Since companies are slow to realize exactly how they plan to use an individual’s sensor information, the individual is less inclined to allow their data to be used in scientific studies. But if those people have a succinct explanation for a) how their data will be used and b) to what extent it will directly impact the individual in question, the stigma against sharing their information would
disappear.

“If you put control of their data in their own hands,” said Tippett, “the vast majority of people will say, ‘of course you can use it for research.’” Indeed, we highlighted a case a couple of weeks ago where a computer-savvy Italian professor named Salvatore Iaconesi grew frustrated with the fact that his doctors were making decisions based on gut and instinct instead of the swath of opinions and information that could have been available. As such, Iaconesi requested his digital medical file and shared it on an open source forum to arrive at a diagnosis and a treatment plan.

Iaconesi controlled his data, knew exactly what has happening with it, put it on an open forum, and received terrific medical advice.

This is great, but there is one final problem with that scenario: it is much less likely to happen in the intense for-profit nature of medicine in the United States. People are wary of their insurance companies denying coverage as a result of ‘pre-existing conditions.’ That wariness is understandable if insurance companies are able to deny or hike up coverage based on what they learn from the collection of big data.

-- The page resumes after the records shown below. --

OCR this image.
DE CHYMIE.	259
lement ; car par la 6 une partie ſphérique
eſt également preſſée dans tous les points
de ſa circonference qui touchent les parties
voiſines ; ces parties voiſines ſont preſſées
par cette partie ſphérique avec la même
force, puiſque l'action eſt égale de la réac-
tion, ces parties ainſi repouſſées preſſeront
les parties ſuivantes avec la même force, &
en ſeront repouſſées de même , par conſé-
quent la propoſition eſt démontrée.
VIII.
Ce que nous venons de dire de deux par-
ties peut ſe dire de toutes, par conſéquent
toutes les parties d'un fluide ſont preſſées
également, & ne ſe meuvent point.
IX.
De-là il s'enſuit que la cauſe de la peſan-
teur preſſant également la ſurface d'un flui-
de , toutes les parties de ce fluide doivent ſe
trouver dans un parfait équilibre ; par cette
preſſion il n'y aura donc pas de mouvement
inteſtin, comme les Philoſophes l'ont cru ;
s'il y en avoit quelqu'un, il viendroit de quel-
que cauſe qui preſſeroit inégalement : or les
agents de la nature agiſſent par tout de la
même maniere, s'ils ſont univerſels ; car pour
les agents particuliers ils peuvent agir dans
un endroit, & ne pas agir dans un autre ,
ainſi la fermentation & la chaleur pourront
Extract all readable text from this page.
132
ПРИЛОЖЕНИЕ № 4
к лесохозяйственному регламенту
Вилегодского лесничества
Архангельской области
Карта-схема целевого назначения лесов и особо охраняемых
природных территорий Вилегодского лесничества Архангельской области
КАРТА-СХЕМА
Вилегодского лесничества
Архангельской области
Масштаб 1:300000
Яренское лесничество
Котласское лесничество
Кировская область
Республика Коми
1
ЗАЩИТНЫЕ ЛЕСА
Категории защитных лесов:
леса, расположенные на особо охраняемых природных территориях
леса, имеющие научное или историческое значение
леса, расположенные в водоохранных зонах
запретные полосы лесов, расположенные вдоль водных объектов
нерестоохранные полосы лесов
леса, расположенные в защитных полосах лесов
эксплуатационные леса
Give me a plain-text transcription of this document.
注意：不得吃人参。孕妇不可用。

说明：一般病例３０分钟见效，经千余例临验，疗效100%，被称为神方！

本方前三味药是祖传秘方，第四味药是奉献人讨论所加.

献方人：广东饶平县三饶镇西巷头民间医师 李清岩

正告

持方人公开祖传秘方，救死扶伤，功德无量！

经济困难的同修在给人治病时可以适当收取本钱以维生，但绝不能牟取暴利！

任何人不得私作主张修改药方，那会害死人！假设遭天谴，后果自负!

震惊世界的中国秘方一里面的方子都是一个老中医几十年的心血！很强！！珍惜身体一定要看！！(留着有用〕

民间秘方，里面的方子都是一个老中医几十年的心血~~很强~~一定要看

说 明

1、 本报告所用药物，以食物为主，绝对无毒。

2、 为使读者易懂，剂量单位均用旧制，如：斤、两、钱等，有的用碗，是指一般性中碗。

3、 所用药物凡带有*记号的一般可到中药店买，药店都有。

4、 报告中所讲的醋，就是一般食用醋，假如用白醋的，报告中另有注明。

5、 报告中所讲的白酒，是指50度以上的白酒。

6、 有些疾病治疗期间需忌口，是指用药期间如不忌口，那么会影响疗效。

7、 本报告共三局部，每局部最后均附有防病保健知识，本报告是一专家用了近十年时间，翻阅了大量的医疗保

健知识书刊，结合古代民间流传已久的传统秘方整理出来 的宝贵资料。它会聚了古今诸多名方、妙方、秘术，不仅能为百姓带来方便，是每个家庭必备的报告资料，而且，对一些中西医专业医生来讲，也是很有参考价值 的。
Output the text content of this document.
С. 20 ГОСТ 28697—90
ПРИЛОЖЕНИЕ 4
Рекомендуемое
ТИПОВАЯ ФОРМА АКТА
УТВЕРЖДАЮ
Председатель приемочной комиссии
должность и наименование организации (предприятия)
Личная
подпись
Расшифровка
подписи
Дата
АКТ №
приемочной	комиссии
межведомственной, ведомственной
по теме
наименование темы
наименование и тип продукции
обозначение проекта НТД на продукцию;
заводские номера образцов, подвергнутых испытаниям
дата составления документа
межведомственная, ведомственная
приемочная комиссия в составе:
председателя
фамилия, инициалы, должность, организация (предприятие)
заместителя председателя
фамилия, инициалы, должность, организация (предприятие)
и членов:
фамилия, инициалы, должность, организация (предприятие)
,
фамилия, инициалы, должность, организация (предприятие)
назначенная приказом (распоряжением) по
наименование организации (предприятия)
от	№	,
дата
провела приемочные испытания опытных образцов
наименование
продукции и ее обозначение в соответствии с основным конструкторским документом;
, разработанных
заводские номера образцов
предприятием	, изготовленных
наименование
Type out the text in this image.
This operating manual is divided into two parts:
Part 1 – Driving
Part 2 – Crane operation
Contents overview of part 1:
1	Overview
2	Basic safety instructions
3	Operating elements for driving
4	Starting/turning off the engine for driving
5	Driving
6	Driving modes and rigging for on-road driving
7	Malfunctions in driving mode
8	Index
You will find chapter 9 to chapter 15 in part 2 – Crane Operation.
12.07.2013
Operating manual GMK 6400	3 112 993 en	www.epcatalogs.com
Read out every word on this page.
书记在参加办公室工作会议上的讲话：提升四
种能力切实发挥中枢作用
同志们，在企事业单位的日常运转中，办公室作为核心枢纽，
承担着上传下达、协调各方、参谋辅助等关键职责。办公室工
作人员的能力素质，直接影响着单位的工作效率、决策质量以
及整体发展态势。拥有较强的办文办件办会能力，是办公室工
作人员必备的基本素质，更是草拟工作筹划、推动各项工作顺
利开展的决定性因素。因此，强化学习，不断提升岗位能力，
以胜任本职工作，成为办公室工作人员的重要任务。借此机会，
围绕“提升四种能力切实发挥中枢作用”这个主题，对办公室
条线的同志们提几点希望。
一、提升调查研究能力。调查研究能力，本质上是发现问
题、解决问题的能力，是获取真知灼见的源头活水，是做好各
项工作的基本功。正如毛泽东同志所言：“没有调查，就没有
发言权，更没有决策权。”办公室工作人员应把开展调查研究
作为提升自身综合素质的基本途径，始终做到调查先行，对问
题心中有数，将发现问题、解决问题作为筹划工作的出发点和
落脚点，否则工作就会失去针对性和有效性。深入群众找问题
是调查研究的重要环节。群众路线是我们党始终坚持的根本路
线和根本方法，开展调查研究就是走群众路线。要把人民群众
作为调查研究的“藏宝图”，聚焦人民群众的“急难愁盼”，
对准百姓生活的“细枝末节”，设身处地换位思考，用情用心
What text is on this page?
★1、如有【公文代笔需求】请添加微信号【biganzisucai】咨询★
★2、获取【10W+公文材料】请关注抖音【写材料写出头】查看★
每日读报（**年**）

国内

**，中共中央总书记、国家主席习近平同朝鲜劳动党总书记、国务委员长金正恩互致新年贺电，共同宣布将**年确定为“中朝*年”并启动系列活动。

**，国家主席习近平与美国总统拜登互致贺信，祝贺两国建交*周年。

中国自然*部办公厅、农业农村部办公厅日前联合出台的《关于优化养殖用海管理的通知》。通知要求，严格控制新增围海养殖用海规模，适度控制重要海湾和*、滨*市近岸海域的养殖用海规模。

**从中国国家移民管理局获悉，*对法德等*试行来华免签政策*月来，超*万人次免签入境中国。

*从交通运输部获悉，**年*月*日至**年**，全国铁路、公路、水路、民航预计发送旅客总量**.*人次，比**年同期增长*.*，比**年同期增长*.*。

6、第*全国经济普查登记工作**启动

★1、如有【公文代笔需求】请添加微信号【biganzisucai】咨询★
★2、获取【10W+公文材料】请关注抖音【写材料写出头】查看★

When healthcare becomes about profit, quality suffers, according to Krumholz in one of the more entertaining exchanges in the panel:

“You can save money by cutting corners on quality,” said Krumholz. “That’s not what happened in the auto industry, the Japanese took over because they had better quality,” said Tippett.

Krumholz responded by saying, “Yeah but the Japanese aren’t going to take over Presbyterian.” The Japanese can export their cars to America but they cannot well export their hospitals.

There are problems to solve before big data can really infiltrate the healthcare industry and do what it has done for the financial sector. Some of that has to do with the for-profit nature of medicine in the States, but a larger portion deal with the trust issues the public harbors toward the industry. Until those are solved, healthcare will stay stuck behind the big data barrier.